Note: **: Essential amino acids; *: Semi-essential amino acids; #: Flavor amino acids.
2.4 氨基酸评价
在 3 种石蚝中,赖氨酸的 AAS 和 CS 均最高,其第一限制性氨基酸均为蛋氨酸+半胱氨酸(表4),与华南地区近江牡蛎相同(方玲等,2018)。蛋氨酸限制食物具有延长寿命、减肥降脂和抗肿瘤等功效(Lee et al,2014; 崔桂芳,2024),因此,石蚝闭壳肌食品具有较好的保健作用。在必需氨基酸评分中,舌骨牡蛎仅有赖氨酸、异壳舌骨牡蛎仅有亮氨酸和赖氨酸达到 FAO/WHO 标准,但中华舌骨牡蛎有 6 种氨基酸高于 FAO/WHO 标准(仅蛋氨酸+半胱氨酸评分小于 1),因此,中华舌骨牡蛎必需氨基酸含量更均衡。同巨牡蛎属牡蛎相比,3 种石蚝闭壳肌的各项必需氨基酸评分均优于香港地区的香港牡蛎和熊本牡蛎(Loaiza et al,2023)。而在鸡蛋蛋白模式的化学评分中,除中华舌骨牡蛎的赖氨酸评分达到鸡蛋蛋白标准外,其他各氨基酸的评分均小于 1。
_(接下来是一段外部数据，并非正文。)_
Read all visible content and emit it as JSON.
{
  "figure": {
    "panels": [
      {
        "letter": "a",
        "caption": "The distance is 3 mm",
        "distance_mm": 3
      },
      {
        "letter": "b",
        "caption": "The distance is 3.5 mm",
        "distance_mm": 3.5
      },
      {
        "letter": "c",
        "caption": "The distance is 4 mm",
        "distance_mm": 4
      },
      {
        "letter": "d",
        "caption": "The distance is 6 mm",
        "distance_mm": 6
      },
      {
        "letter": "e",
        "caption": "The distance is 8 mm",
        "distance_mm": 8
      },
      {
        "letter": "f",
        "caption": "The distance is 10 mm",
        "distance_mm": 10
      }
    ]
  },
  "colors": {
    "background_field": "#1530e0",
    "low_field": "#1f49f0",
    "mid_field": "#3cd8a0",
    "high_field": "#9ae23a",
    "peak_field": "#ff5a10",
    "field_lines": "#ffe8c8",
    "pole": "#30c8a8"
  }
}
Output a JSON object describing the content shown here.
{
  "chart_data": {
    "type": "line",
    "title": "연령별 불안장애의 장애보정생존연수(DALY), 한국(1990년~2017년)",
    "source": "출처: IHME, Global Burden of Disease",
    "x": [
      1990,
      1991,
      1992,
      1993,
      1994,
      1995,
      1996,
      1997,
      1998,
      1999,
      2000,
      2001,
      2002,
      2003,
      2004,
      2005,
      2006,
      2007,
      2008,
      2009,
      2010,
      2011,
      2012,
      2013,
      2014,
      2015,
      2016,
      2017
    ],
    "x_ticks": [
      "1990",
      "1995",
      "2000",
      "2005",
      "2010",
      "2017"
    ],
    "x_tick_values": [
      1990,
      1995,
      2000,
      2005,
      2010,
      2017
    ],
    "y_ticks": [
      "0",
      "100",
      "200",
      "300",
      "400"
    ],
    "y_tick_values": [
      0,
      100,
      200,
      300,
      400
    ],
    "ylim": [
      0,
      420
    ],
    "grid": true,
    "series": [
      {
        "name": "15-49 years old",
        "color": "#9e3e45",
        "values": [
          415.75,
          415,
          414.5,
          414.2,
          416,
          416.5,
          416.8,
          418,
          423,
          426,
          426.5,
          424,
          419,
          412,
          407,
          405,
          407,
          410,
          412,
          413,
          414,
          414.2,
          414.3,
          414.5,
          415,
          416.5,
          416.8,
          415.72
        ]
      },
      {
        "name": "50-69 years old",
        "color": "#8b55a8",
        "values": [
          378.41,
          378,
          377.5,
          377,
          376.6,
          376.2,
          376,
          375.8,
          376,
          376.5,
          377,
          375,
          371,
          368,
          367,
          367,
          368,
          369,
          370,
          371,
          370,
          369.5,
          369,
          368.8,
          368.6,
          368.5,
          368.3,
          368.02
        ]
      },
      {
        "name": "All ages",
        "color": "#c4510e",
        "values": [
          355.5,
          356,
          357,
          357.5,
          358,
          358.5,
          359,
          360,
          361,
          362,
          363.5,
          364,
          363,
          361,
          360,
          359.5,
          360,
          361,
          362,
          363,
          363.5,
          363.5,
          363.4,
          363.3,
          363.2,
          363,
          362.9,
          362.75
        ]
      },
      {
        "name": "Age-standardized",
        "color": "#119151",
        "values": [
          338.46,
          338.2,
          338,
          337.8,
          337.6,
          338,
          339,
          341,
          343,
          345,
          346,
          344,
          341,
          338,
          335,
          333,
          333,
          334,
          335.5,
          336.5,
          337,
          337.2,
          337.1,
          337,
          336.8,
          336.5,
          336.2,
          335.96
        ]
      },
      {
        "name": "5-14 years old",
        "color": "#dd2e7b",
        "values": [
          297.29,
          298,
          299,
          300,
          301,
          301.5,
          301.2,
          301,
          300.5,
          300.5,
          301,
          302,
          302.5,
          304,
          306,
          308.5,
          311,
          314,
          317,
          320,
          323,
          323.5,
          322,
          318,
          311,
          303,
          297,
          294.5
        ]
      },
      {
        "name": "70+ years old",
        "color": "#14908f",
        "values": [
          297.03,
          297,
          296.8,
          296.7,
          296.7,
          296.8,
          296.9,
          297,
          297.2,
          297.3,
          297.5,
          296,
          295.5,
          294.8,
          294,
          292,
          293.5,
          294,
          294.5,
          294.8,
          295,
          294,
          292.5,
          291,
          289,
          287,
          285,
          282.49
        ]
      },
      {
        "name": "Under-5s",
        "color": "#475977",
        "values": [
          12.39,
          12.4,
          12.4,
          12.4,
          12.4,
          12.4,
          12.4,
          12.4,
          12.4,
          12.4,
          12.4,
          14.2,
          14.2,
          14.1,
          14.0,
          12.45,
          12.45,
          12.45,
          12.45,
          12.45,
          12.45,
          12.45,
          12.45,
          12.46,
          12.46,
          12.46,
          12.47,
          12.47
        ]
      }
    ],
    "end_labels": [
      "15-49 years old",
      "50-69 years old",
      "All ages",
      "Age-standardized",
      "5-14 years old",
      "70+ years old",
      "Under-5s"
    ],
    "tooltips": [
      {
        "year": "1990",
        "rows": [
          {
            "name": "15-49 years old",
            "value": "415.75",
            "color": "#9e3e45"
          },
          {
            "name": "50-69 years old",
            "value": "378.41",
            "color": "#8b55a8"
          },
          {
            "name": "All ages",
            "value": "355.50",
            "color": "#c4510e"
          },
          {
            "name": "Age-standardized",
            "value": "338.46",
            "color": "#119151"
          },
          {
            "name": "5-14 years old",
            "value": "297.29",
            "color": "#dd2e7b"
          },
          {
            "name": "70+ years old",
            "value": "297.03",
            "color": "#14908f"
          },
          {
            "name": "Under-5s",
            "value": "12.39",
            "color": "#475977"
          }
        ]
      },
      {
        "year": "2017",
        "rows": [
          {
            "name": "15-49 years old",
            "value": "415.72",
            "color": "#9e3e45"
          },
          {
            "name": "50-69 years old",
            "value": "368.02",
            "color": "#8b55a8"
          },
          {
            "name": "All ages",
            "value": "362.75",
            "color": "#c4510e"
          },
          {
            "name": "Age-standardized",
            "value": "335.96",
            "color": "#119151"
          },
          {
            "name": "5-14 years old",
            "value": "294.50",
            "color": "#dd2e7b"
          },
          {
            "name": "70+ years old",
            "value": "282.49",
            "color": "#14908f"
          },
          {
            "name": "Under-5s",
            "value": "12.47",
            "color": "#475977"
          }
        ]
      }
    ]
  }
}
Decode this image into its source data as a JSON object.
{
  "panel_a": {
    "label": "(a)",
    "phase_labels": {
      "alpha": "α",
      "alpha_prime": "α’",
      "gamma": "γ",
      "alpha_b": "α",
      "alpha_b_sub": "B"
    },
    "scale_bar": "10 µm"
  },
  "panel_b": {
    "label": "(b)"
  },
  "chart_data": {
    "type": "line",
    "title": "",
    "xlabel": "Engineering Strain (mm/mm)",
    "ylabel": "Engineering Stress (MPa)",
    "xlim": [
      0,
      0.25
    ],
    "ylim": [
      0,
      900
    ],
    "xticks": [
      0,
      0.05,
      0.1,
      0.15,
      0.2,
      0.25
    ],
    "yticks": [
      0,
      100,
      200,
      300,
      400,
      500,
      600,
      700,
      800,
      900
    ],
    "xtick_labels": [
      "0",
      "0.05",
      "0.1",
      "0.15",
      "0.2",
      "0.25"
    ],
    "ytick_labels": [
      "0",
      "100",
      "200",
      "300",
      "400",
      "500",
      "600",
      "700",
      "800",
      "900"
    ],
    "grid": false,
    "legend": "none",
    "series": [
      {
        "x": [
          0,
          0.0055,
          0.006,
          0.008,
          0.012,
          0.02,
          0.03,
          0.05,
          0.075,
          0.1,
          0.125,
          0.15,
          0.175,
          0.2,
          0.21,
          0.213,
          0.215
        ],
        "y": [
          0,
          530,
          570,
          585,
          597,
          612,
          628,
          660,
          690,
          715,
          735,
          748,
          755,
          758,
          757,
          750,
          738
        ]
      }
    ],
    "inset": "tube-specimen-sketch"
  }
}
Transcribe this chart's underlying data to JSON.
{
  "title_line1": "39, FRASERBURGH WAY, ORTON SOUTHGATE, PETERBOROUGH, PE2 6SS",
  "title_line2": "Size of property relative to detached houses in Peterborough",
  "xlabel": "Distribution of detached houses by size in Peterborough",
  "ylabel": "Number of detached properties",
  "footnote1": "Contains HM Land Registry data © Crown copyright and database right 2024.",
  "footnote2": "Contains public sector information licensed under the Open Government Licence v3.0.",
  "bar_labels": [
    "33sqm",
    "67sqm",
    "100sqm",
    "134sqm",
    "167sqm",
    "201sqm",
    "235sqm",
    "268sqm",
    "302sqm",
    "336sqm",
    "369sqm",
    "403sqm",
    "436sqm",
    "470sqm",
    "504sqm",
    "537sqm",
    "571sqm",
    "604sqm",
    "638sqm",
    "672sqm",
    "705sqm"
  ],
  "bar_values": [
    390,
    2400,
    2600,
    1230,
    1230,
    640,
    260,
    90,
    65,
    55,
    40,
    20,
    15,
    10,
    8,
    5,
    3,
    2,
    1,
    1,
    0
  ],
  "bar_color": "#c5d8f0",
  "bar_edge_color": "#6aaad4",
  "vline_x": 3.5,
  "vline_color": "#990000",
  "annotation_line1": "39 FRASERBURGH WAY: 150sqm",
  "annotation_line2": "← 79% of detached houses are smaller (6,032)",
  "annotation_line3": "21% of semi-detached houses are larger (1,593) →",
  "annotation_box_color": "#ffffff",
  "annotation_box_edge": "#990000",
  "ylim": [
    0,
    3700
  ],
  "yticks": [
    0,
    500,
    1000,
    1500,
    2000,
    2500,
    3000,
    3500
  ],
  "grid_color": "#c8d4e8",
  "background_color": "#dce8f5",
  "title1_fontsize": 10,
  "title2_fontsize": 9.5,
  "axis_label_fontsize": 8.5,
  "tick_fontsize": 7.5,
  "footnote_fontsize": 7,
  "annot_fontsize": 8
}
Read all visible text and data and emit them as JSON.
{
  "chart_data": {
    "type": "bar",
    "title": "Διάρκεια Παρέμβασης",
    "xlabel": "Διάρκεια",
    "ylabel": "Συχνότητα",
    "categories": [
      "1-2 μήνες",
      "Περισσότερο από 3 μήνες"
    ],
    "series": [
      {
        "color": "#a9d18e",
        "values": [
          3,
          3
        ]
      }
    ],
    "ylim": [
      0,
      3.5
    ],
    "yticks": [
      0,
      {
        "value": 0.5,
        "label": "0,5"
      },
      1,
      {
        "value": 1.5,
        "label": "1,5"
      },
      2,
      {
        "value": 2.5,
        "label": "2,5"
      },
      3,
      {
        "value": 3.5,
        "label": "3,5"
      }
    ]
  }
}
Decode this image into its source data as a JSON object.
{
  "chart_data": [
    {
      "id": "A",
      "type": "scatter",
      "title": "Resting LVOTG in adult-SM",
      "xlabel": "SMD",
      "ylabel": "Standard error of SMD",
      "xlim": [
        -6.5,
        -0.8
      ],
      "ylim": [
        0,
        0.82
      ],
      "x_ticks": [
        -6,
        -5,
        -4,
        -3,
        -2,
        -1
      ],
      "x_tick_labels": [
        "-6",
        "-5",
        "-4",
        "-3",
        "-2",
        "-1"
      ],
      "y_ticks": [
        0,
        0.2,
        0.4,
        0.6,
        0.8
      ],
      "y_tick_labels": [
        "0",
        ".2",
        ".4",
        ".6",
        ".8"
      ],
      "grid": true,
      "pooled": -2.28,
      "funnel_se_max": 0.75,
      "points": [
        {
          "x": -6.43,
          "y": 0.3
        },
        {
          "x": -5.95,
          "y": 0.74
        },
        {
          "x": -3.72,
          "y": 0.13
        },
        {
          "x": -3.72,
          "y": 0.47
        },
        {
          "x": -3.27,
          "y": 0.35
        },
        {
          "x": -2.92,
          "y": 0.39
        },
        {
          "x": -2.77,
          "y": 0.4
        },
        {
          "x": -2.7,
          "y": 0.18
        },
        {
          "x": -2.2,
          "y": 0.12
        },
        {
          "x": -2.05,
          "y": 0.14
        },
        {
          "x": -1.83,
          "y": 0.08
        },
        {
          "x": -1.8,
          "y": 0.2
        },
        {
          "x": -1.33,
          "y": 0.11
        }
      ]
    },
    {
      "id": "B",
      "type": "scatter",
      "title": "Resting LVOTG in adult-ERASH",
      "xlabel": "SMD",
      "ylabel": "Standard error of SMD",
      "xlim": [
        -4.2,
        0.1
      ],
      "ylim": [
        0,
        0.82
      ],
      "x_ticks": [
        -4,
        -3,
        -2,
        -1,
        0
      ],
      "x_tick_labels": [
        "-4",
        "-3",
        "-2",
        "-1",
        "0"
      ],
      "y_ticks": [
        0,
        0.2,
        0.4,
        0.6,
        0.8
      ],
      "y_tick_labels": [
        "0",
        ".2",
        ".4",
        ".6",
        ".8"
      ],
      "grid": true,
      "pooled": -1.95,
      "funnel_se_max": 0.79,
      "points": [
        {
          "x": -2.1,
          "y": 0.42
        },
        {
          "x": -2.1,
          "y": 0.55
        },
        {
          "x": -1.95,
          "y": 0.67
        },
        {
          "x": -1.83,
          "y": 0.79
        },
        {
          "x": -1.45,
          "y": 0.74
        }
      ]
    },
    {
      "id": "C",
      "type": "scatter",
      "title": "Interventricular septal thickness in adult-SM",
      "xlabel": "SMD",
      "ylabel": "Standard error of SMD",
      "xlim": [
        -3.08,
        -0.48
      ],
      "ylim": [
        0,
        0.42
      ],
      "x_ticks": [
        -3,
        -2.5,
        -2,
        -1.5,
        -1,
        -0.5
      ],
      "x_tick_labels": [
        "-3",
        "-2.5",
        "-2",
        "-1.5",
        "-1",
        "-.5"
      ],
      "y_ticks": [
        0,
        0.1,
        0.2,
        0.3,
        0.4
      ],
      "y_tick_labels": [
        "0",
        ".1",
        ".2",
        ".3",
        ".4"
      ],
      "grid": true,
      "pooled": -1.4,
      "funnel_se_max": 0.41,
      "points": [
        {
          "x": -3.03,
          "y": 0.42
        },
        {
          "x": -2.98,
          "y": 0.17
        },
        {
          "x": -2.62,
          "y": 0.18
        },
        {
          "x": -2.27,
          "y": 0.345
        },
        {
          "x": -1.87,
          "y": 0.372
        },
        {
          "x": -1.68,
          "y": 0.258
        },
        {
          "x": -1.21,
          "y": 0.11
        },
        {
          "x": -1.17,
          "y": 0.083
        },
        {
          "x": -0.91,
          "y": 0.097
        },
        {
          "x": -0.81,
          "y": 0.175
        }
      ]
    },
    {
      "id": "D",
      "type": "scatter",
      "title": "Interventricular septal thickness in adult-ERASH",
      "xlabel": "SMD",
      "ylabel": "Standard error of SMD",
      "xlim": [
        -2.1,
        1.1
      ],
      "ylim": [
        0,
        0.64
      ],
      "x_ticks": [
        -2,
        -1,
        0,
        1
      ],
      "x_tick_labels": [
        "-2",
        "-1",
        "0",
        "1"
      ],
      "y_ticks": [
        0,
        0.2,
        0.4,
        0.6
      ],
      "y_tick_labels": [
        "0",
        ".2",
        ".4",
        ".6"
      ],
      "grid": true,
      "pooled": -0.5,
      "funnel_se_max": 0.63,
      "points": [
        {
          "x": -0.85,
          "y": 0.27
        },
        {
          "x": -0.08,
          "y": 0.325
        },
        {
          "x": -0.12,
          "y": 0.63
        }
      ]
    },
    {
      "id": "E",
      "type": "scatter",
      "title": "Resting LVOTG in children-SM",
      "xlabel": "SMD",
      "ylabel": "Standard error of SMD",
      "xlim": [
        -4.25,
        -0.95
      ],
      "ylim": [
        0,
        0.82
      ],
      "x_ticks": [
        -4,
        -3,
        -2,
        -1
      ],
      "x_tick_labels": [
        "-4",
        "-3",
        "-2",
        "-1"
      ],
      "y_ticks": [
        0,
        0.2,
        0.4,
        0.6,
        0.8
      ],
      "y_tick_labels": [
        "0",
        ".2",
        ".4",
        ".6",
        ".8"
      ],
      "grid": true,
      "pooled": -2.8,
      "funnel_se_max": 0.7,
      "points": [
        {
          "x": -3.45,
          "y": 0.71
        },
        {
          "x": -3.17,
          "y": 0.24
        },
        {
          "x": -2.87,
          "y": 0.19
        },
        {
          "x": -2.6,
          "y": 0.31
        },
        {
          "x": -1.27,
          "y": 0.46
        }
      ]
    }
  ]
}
此外,3 种石蚝闭壳肌的必需氨基酸指数均低于印度喀拉拉邦的牡蛎(C. madrasensis)(120.2%)(Asha et al,2014),其中,中华舌骨牡蛎的必需氨基酸指数最大,达到 76.74%,其次为异壳舌骨牡蛎(66.32%),而舌骨牡蛎的必需氨基酸指数最小,仅为 61.86%。
33 种石蚝闭壳肌的脂肪酸组成和含量(mg/100 g)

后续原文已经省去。